Asia

JAPAN Tokyo opens its doors to 820,000 foreign workers to combat demographic decline

On March 29, the Cabinet established a record increase in quotas in the country until 2028. The initiative is accompanied by an unstoppable increase in residents from abroad, which increased to more than 3 million. There are also refugees from Afghanistan, Myanmar and Sri Lanka in Japan. The challenges of multiculturalism in a strongly traditional context.

Tokyo () – On March 29, the Japanese Executive launched new measures to counter the demographic crisis that the country has been experiencing for decades. At a Cabinet meeting, it was decided to expand the “specific skilled worker” status to four other areas of the world, thus allowing 820,000 foreign workers to participate in the placement program until fiscal year 2028. As a result of the decline in the birth rate, In fact, there is a labor shortage in Japan that is putting several sectors to the test.

The year 2023 registered the historical minimum number of newborns, 758,631, with a decrease of 5.1 percent. This trend is accompanied by the record increase in the number of foreign workers: last year the increase was 12.4% compared to 2022, reaching 2.04 million employees, according to data published today by the Ministry of Labor. The figure is destined to continue increasing, because Japan urgently needs workers for assembly lines, construction sites, in elderly care and agriculture (vegetable harvesting).

Junji Ikeda, president of Saikaikyo, a Hiroshima-based agency that searches for and supervises foreign workers, said that “Japan is entering an era of mass foreign immigration.” He stated that some measures taken so far, such as “incremental adaptation” actions, are not enough. This latest government decision follows other attempts to counter demographic decline, such as granting refugee status to 303 people in 2032; with an increase of approximately 50 percent compared to the previous year, which was 101 people.

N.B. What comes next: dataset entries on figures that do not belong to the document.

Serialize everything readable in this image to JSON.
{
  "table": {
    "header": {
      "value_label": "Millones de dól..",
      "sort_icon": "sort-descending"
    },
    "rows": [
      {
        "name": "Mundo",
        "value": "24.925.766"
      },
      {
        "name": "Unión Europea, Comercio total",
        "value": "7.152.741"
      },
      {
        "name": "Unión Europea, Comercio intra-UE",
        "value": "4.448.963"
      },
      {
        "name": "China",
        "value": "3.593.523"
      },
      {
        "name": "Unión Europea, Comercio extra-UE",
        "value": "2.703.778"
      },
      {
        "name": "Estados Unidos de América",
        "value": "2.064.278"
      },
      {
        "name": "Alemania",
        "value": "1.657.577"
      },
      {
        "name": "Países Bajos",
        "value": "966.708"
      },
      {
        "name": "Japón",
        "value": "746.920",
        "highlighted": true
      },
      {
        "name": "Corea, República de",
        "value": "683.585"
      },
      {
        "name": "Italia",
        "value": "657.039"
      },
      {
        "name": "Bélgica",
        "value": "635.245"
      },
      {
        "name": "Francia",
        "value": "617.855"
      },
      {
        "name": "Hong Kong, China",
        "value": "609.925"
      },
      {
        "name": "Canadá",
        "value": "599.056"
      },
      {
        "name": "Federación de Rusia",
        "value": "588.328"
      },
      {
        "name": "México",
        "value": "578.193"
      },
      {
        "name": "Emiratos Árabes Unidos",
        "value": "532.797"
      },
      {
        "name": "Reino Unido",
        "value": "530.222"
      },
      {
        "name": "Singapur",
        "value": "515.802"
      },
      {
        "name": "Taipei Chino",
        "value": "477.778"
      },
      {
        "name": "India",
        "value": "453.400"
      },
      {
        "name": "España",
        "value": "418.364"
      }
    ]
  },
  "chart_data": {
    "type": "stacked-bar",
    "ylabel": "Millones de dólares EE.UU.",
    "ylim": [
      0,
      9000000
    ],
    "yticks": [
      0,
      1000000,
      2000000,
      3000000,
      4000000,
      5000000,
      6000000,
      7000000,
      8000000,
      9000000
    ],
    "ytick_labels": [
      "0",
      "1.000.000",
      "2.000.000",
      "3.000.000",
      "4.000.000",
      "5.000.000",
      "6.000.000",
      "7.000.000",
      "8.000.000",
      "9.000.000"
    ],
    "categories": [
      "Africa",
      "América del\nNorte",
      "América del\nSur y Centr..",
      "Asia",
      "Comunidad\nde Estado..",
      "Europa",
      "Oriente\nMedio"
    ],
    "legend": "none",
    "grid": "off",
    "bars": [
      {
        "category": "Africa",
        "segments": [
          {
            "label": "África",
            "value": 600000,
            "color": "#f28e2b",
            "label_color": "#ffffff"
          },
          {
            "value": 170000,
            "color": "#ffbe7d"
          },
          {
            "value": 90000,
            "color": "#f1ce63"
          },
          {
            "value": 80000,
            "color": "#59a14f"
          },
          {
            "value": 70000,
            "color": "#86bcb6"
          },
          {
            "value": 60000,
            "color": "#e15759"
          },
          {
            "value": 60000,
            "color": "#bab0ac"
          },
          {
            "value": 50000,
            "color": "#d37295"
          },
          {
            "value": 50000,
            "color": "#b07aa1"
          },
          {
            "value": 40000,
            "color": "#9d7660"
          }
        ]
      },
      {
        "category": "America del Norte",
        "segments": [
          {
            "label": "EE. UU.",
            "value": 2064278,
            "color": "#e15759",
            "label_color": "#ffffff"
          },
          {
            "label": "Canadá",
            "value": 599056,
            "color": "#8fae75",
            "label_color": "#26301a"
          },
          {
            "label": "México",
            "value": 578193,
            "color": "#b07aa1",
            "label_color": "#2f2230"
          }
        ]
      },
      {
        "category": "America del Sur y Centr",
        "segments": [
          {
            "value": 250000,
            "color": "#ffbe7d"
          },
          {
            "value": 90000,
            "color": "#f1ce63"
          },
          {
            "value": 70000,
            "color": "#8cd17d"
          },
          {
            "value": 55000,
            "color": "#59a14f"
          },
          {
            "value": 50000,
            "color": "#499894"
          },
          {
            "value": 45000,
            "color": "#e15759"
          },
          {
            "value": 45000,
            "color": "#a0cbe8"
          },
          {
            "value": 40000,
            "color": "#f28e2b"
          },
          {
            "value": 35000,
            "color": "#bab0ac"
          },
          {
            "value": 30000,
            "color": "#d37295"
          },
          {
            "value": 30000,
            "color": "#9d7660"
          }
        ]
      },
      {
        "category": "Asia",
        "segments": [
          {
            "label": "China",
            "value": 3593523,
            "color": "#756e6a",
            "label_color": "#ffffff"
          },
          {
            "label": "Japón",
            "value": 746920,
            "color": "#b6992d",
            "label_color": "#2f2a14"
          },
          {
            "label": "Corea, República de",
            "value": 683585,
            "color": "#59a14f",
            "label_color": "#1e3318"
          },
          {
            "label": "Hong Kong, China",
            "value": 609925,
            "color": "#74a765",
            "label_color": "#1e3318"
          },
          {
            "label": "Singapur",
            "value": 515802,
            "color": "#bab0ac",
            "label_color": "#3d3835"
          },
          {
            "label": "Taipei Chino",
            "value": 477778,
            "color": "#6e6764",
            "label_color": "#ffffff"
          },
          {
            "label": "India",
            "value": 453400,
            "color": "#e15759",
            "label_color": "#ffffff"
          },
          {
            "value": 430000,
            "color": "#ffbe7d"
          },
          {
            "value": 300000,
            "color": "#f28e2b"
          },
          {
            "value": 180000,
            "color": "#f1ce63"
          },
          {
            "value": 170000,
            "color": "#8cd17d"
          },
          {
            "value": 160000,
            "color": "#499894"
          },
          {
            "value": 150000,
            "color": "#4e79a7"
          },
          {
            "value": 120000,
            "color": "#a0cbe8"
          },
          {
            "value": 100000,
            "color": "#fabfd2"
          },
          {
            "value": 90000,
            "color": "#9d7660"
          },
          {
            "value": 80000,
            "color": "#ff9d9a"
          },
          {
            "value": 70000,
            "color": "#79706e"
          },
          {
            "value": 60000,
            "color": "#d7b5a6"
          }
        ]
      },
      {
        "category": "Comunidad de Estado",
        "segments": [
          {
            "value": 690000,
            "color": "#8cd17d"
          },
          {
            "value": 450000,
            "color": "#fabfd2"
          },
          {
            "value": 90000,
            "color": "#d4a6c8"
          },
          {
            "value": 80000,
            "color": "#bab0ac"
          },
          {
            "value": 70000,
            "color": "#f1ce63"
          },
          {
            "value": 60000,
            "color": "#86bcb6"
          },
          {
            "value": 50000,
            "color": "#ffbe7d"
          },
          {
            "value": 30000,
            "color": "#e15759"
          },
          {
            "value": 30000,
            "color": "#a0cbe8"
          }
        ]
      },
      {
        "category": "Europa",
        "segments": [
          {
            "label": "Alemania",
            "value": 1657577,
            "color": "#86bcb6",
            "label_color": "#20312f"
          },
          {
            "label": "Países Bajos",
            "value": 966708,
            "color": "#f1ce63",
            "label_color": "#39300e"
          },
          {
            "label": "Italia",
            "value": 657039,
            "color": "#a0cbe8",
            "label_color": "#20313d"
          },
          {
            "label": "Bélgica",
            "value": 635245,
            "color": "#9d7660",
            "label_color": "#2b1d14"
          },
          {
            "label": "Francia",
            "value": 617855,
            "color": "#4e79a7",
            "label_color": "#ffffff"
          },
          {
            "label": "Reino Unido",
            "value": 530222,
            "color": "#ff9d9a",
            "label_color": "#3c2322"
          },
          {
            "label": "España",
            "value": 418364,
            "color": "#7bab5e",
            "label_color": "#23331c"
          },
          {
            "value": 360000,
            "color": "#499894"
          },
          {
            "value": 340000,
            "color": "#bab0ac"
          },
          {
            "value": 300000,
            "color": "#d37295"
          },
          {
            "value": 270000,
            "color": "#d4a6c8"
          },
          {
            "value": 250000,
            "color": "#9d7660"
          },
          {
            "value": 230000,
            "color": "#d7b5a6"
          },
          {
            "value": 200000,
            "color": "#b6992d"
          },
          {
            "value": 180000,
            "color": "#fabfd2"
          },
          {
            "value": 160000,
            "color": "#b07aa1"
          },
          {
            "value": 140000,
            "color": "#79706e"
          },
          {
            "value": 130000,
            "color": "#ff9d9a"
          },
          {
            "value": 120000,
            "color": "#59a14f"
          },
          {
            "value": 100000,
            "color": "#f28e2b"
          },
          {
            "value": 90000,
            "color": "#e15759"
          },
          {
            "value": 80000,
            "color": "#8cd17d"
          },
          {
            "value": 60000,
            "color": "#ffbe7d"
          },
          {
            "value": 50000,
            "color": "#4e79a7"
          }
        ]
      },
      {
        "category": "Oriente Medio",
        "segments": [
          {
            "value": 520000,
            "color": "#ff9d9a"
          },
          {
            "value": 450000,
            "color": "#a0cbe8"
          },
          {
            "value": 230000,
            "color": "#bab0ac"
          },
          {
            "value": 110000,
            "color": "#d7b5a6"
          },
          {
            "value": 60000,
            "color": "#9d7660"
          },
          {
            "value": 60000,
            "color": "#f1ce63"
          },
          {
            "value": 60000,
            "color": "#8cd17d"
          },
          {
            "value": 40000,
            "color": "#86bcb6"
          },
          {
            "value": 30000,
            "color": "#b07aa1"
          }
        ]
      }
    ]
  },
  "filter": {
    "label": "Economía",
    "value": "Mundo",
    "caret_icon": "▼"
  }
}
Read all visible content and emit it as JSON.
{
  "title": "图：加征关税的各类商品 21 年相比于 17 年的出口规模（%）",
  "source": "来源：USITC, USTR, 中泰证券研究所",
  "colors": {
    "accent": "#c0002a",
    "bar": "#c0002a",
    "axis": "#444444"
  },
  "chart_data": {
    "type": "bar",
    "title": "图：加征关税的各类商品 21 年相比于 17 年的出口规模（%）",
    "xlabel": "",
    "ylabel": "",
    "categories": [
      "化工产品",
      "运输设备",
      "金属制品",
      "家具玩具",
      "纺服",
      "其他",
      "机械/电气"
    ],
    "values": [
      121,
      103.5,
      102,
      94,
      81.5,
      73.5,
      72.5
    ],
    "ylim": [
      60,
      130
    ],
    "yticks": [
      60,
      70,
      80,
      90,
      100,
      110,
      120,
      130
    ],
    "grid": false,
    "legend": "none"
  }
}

The majority of this group is made up of 237 refugees from Afghanistan, linked to the Japan International Cooperation Agency, the government agency that is responsible for coordinating public aid in the field of development. But 27 citizens of Myanmar were also received, a country that is experiencing precarious stability due to the military regime. Added to them are 6 people of Ethiopian origin. Meanwhile, applications for refugee status have risen to 13,823, the second highest number ever recorded, after the peak year of 2017, when asylum applications were 19,629. Sri Lanka was the largest group of applicants, with 3,778 people, but there were also a significant number of people from Turkey and Pakistan.

The refugee status that will be granted to Burmese citizens of the Rohingya ethnic group is a hotly debated issue. In January, for example, the Nagoya High Court ordered the Japanese government to grant it to an asylum seeker. Prior to this, a lower court had ruled that Khin Maung Soe, 44, was Rohingya, but that his ethnicity was not an adequate basis to consider him a refugee. The Supreme Court recognized that the Myanmar military “has committed ethnic cleansing against the Rohingya” since the 2021 coup, and that therefore “there is an objective fact to fear persecution”, thus recognizing the right to status of refugee.

Due to these immigration phenomena, also supported by recent government policies, the number of foreign residents in Japan has increased to 3,410,992 (the country has a population of approximately 125 million), which represents an increase of 10.9%. compared to 2023. This is a record figure for the second consecutive year, as reported by the Immigration Services Agency. This panorama suggests the composition of a more multicultural society; but this collides with social obstacles, such as poorly developed integration initiatives. In fact, the increase in the foreign population in Japan may lead to social friction rather than harmony and peaceful coexistence, due, for example, to religious and linguistic differences. Indeed, the island country has a strong system of shared traditions, values ​​and social norms that has characterized the very identity of the nation over the centuries. That is why new challenges await Japan in the future. For example, a redefinition of the educational system, public services and community programs, which have been designed for a homogeneous population.